Review: John Otway, The Cumberland Arms, Newcastle

John Otway has survived in a changing pop world.
John Otway has survived in a changing pop world.

It's 40 years since the punk rock explosion of 1977 when John Otway with Wild Willy Barrett broke onto the scene with the double-A side hit Really Free and Beware of the Flowers (Cos I'm Sure They're Going to Get You, Yeah).

Since then Otway has survived in a changing pop world thanks to the brilliant songs he wrote back then and continues to write.

He has three acts: one, with Barrett that has a more serious musical bent; another with the band, which mixes driving rock 'n' roll with lighter touches; and a third which involves him solo with his roadie (called Deadly) and is just, well, very, very funny and mad!

All three are fantastic shows but very different, and it was the solo performance we were treated to this time.

Despite a late change of venue and little advertising, the Cumberland was rammed; there was steam heat being generated.

The show opened with his 1977 hits and then move into parodies like The Sweet's Block Buster, played on a twin guitar.

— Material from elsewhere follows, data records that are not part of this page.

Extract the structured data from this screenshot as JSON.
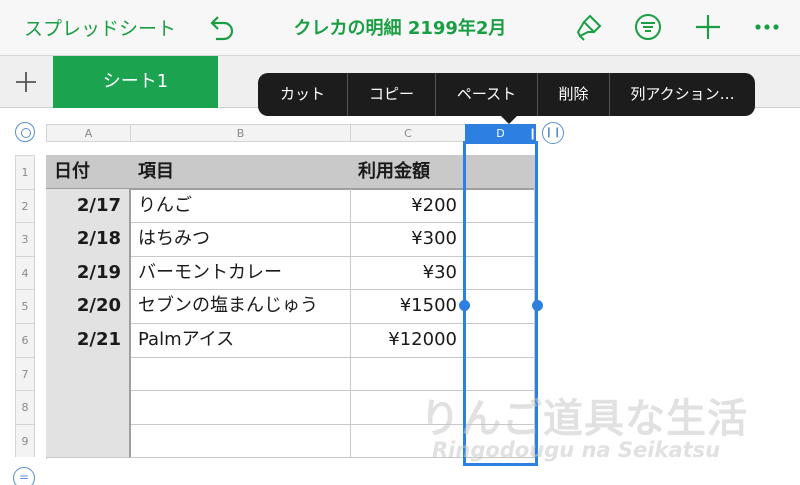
{
  "toolbar": {
    "back_label": "スプレッドシート",
    "title": "クレカの明細 2199年2月",
    "icons": [
      "undo-icon",
      "brush-icon",
      "filter-icon",
      "plus-icon",
      "more-icon"
    ]
  },
  "tabs": {
    "sheets": [
      "シート1"
    ]
  },
  "context_menu": {
    "items": [
      "カット",
      "コピー",
      "ペースト",
      "削除",
      "列アクション…"
    ]
  },
  "sheet": {
    "column_headers": [
      "A",
      "B",
      "C",
      "D"
    ],
    "selected_column": "D",
    "row_numbers": [
      "1",
      "2",
      "3",
      "4",
      "5",
      "6",
      "7",
      "8",
      "9"
    ],
    "header_row": [
      "日付",
      "項目",
      "利用金額",
      ""
    ],
    "rows": [
      [
        "2/17",
        "りんご",
        "¥200",
        ""
      ],
      [
        "2/18",
        "はちみつ",
        "¥300",
        ""
      ],
      [
        "2/19",
        "バーモントカレー",
        "¥30",
        ""
      ],
      [
        "2/20",
        "セブンの塩まんじゅう",
        "¥1500",
        ""
      ],
      [
        "2/21",
        "Palmアイス",
        "¥12000",
        ""
      ],
      [
        "",
        "",
        "",
        ""
      ],
      [
        "",
        "",
        "",
        ""
      ],
      [
        "",
        "",
        "",
        ""
      ]
    ]
  },
  "watermark": {
    "jp": "りんご道具な生活",
    "en": "Ringodougu na Seikatsu"
  },
  "colors": {
    "accent_green": "#1a9e43",
    "tab_green": "#1ca34f",
    "selection_blue": "#2d7fe1",
    "menu_bg": "#1c1c1c"
  }
}
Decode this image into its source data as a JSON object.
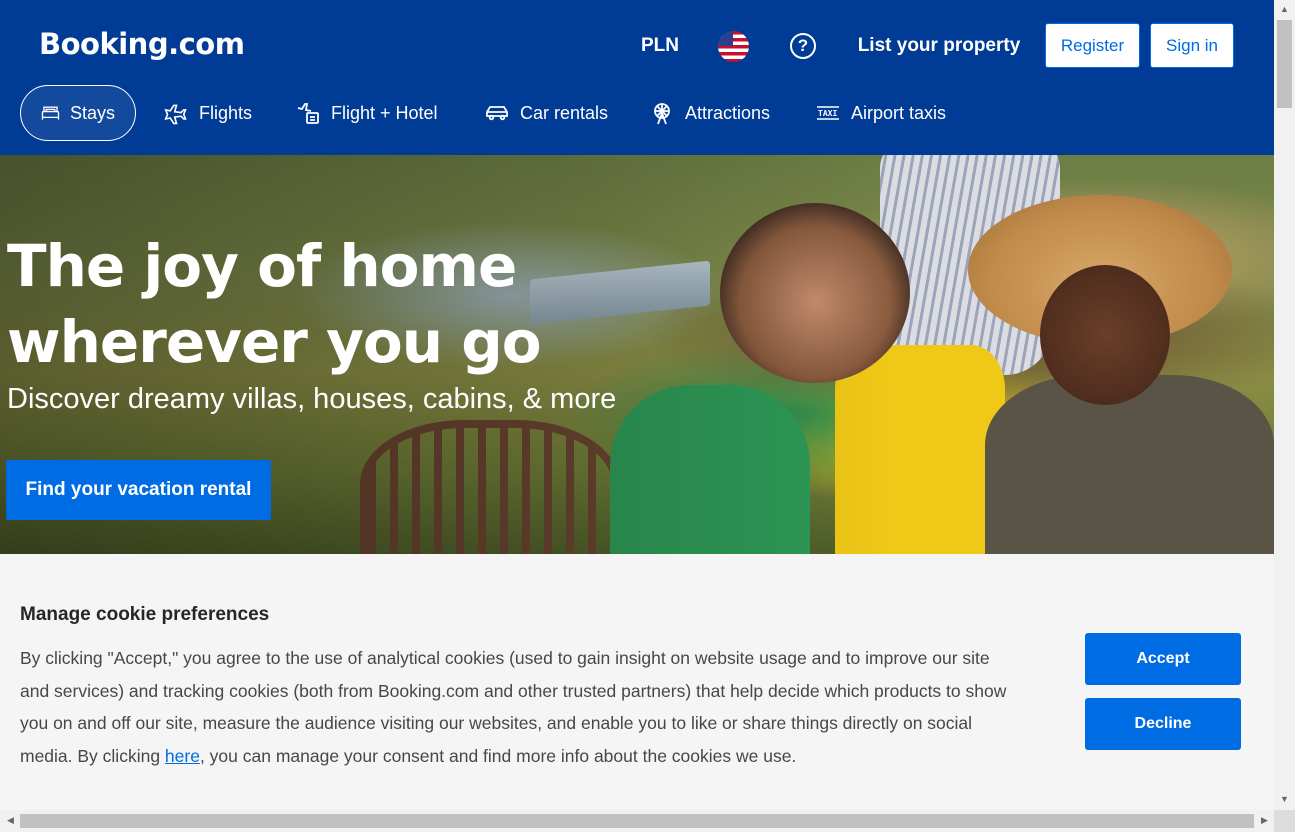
{
  "header": {
    "logo": "Booking.com",
    "currency": "PLN",
    "help_symbol": "?",
    "list_property": "List your property",
    "register": "Register",
    "sign_in": "Sign in"
  },
  "nav": {
    "items": [
      {
        "label": "Stays",
        "icon": "bed-icon",
        "active": true
      },
      {
        "label": "Flights",
        "icon": "airplane-icon"
      },
      {
        "label": "Flight + Hotel",
        "icon": "flight-hotel-icon"
      },
      {
        "label": "Car rentals",
        "icon": "car-icon"
      },
      {
        "label": "Attractions",
        "icon": "ferris-wheel-icon"
      },
      {
        "label": "Airport taxis",
        "icon": "taxi-icon"
      }
    ]
  },
  "hero": {
    "title_line1": "The joy of home",
    "title_line2": "wherever you go",
    "subtitle": "Discover dreamy villas, houses, cabins, & more",
    "cta": "Find your vacation rental"
  },
  "cookie": {
    "title": "Manage cookie preferences",
    "text_before_link": "By clicking \"Accept,\" you agree to the use of analytical cookies (used to gain insight on website usage and to improve our site and services) and tracking cookies (both from Booking.com and other trusted partners) that help decide which products to show you on and off our site, measure the audience visiting our websites, and enable you to like or share things directly on social media. By clicking ",
    "link": "here",
    "text_after_link": ", you can manage your consent and find more info about the cookies we use.",
    "accept": "Accept",
    "decline": "Decline"
  },
  "colors": {
    "brand_blue": "#003b95",
    "action_blue": "#006ce4",
    "cookie_bg": "#f5f5f5"
  }
}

The hilarious between-songs music patter has been honed over decades, but there's always new anecdotes to keep the show fresh.

Bachman Turner Overdrive's You Ain't Seen Nothing Yet, The Osmonds' Crazy Horses and The Animals' House Of The Rising Sun are given the Otway treatment and are hilarious.

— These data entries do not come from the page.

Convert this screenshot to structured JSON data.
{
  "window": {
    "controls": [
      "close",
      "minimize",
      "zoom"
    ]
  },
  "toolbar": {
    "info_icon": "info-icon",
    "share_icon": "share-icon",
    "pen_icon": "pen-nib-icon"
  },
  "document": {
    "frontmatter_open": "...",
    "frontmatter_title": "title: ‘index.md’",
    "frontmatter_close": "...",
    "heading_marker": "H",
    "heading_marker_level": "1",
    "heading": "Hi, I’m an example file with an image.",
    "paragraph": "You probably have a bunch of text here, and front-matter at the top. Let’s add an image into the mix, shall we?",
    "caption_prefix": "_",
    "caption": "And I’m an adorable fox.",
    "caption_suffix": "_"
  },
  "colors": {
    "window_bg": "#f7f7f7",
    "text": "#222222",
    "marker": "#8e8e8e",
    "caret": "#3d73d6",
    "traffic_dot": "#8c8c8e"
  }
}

The show lasts an incredible two and a half hours (we're in Springsteen territory here), but between the wonderful music hall jocularity he throws in numerous Otway-penned straight songs like Poetry and Jazz, Josephine and Real Tears in Both Eyes, an instant classic from his soon-to-be-released new CD, Montserrat.

It's then that you fully realise this guy has survived more than four decades with a dedicated following because he is a poet and genius.

Chuck Berry is dead, long live Otway!